Depuis le début du mois d’avril, les utilisateurs des médias sociaux au Tchad ont été incapables d’accédez à Facebook et WhatsApp via deux grands fournisseurs de services Internet – Airtel et Tigo. Ni le gouvernement ni les FSI n’ont fourni de raisons pour la déconnexion des services, mais selon les médias, Airtel et Tigo attribuent les perturbations aux problèmes techniques.
Victoire de la liberté d’information
Pour terminer sur une note positive, il y a eu de bonnes nouvelles au Nigéria, lorsqu’un jugement capital de la Cour d’appel a décrété que les états nigérians étaient tenus de répondre aux demandes déposées en vertu de la Loi sur l’accès à l’information (FOI). La décision a été prise à la suite d’un appel interjeté par le journaliste Martins Alo contre le président de la Chambre de l’assemblée de l’État d’Ondo et le vérificateur général de l’État d’Ondo.
Alo a demandé un redressement judiciaire lorsque sa demande du rapport certifié du gouvernement de l’état d’Ondo a été rejetée.

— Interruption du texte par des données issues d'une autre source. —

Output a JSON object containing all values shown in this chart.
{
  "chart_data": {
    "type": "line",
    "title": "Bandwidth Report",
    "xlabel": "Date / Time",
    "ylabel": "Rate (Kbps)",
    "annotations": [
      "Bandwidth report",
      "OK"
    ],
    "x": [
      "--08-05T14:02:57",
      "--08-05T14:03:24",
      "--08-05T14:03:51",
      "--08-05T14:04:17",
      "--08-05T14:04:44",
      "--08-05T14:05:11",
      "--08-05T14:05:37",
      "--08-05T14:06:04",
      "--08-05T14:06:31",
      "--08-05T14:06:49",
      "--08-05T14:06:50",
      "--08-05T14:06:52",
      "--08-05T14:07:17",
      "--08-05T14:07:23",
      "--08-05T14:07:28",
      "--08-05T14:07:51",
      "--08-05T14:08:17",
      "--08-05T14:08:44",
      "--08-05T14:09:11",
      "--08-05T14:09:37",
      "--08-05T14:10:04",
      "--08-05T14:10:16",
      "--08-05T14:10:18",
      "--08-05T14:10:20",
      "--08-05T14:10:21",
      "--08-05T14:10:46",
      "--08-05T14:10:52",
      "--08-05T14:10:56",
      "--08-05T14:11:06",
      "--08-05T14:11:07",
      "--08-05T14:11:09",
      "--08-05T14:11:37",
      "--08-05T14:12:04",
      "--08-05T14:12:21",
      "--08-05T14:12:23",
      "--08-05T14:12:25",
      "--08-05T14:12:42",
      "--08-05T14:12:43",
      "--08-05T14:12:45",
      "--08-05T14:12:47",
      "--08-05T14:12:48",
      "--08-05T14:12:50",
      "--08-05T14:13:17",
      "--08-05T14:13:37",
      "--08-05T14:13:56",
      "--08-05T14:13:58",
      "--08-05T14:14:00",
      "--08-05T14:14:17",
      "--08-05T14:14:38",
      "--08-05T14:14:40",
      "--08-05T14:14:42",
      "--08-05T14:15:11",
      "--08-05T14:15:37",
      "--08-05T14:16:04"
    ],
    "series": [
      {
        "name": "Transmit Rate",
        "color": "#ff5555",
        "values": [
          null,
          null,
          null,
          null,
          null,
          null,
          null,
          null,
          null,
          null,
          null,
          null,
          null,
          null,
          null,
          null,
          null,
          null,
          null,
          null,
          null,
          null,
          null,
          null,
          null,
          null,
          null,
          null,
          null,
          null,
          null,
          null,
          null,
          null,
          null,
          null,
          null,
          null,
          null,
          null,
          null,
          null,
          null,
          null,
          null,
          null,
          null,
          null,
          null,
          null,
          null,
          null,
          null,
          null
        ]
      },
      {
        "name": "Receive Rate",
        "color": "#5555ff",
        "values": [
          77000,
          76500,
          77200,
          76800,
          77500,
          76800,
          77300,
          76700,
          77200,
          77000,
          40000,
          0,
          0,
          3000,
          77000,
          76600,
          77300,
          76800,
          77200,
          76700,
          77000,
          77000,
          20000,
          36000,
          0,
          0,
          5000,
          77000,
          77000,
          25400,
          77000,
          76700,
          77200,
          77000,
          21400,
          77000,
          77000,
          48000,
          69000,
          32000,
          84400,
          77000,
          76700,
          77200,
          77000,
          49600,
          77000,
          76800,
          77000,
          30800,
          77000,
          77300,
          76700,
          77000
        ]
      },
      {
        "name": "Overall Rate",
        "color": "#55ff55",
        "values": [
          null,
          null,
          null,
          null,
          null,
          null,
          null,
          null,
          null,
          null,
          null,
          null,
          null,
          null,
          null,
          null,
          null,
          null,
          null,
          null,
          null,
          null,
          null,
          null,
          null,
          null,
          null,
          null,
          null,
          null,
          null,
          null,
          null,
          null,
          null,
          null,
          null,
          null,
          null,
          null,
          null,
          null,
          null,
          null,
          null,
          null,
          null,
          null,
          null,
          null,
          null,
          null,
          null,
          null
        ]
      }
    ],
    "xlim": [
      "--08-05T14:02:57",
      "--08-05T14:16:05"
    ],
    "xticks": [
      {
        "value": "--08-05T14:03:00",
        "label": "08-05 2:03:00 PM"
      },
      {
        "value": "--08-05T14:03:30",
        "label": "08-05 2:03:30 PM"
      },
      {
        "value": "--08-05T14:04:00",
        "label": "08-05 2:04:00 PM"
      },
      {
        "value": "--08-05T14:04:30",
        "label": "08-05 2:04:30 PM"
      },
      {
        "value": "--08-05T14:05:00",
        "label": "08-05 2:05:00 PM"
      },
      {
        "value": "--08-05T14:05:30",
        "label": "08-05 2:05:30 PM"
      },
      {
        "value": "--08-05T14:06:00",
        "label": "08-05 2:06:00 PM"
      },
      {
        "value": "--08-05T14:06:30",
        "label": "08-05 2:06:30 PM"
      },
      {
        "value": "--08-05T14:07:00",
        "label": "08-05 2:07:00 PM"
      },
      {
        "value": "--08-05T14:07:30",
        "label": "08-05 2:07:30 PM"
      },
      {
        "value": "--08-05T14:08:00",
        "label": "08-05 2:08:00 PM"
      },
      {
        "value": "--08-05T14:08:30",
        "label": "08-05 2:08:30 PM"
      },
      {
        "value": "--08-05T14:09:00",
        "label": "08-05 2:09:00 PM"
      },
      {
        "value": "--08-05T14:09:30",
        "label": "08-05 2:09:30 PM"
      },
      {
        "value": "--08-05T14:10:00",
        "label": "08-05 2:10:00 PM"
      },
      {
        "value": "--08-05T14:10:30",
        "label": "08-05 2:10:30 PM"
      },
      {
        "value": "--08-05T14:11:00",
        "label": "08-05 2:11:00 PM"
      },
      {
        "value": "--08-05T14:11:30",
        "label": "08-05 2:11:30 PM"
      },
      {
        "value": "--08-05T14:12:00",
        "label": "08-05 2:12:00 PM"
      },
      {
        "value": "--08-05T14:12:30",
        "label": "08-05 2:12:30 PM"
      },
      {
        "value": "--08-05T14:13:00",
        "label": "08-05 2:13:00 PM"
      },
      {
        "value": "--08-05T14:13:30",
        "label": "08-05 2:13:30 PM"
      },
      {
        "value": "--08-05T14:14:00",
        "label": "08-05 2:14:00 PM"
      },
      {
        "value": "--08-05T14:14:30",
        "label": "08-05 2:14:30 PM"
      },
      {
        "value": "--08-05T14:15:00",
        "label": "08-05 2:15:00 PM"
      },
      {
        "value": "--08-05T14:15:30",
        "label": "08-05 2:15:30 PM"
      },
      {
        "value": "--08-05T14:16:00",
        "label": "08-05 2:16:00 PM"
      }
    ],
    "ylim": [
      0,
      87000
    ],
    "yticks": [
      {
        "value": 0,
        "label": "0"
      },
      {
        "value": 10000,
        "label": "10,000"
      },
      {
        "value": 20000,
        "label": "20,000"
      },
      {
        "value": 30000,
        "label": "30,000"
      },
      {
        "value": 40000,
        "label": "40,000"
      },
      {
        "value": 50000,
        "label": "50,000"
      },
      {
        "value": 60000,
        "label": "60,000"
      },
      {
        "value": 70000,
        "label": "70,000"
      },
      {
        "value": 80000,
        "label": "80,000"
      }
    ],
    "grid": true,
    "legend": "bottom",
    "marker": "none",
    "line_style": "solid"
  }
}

Cependant, la Haute Cour a statué en faveur du gouvernement de l’État d’Ondo, déclarant que la loi FOI du Nigéria ne s’appliquait pas aux états, qu’Alo n’avait pas le droit de demander comment l’état dépensait l’argent et que cette demande n’était pas dans l’intérêt public.
La décision de la Haute Cour a été cassée par un tribunal de trois membres de la Cour d’appel qui a convenu avec Alo que la Loi FOI était applicable aux états et qu’il était dans l’intérêt public que le gouvernement de l’état publie son rapport certifié.